Keberhasilan identifikasi mayoritas jenazah tersebut dipastikan oleh pihak kepolisian di Palembang. Sebagaimana dilansir dari Media Indonesia, identitas para korban terungkap setelah melalui serangkaian prosedur medis formal oleh tim ahli.
Wakapolda Sumsel, Brigadir Jenderal Rony Samtana, memberikan keterangan resmi mengenai status terkini para korban yang telah dievakuasi tersebut.
"Dari 17 jenazah korban kecelakaan bus ALS, sebanyak 14 jenazah yang telah berhasil teridentifikasi," ujar Rony saat konferensi pers di Palembang.
Kepolisian saat ini masih melakukan pendalaman terhadap tiga jenazah lain yang identitasnya belum diketahui secara pasti. Upaya medis terus dilakukan untuk melengkapi seluruh data korban meninggal dunia dalam insiden tragis ini.
"Sampai saat ini kami masih mengerjakan lagi tiga jenazah yang belum teridentifikasi," tambah Rony.

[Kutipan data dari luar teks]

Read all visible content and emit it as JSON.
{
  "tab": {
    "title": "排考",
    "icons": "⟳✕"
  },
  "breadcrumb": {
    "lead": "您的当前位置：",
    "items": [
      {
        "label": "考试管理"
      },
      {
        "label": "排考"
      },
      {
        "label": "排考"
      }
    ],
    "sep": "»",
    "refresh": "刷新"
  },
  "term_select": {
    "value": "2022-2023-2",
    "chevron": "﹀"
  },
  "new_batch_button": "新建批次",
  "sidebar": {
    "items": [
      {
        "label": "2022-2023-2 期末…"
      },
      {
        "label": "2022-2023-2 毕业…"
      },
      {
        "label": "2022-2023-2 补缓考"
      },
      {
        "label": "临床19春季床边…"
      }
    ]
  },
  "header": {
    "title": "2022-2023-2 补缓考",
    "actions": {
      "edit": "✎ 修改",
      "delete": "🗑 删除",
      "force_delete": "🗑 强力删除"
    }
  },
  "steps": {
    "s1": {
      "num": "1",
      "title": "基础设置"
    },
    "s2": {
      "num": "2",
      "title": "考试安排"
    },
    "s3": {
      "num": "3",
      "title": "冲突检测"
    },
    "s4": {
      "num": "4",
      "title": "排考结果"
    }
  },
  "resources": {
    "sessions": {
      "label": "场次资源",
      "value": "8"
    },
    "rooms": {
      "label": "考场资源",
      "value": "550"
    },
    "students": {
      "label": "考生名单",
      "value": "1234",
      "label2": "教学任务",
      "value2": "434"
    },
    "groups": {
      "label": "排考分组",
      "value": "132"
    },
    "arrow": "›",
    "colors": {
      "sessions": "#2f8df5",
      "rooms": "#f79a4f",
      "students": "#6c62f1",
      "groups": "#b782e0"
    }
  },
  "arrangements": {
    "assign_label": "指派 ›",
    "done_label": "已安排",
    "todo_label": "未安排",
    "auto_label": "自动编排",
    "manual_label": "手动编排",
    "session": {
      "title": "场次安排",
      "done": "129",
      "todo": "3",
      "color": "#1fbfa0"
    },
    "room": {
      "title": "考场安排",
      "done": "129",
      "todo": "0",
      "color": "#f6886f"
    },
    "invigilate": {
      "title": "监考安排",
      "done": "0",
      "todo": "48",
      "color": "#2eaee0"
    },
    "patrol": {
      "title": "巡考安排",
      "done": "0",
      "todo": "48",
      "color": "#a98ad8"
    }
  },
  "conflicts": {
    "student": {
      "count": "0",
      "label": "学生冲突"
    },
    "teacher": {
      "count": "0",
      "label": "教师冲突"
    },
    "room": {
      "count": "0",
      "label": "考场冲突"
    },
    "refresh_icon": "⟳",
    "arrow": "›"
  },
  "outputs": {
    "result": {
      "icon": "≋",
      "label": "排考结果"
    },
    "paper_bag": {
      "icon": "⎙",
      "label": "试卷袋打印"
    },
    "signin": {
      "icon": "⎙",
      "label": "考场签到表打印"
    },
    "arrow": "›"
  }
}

Data korban yang telah teridentifikasi meliputi warga dari berbagai jenis kelamin dan usia, termasuk hubungan kekeluargaan di antara mereka. Berikut adalah daftar lengkap korban yang telah dikenali oleh tim forensik:
| No | Nama Korban | Keterangan |
|---|---|---|
| 1 | Aldy Sulistiawan | Laki-laki |
| 2 | Syamsiah Bachri | Perempuan |
| 3 | Zulpan Efendi | Laki-laki |
| 4 | Agustina Maharani | Istri Aldy Sulistiawan |
| 5 | Martoni | Laki-laki |
| 6 | Aryanto | Laki-laki |
| 7 | Klinton Wardana Marbun | Laki-laki |
| 8 | Bahrul Ulum | Laki-laki |
| 9 | Syafruddin Nasution | Laki-laki |
| 10 | Alif Supriyatin | Laki-laki |
| 11 | Budiyanto | Laki-laki |
| 12 | Abella Zea Septiana | Anak Aldy Sulistiawan |
| 13 | Zulkifli | Laki-laki |
| 14 | Sukono | Laki-laki |
Wakapolda Sumsel telah menyerahkan seluruh jenazah yang teridentifikasi kepada pihak keluarga di Rumah Sakit Bhayangkara Palembang. Penyerahan dilakukan secara resmi agar pihak keluarga dapat segera melanjutkan proses pemakaman terhadap para korban kecelakaan tersebut.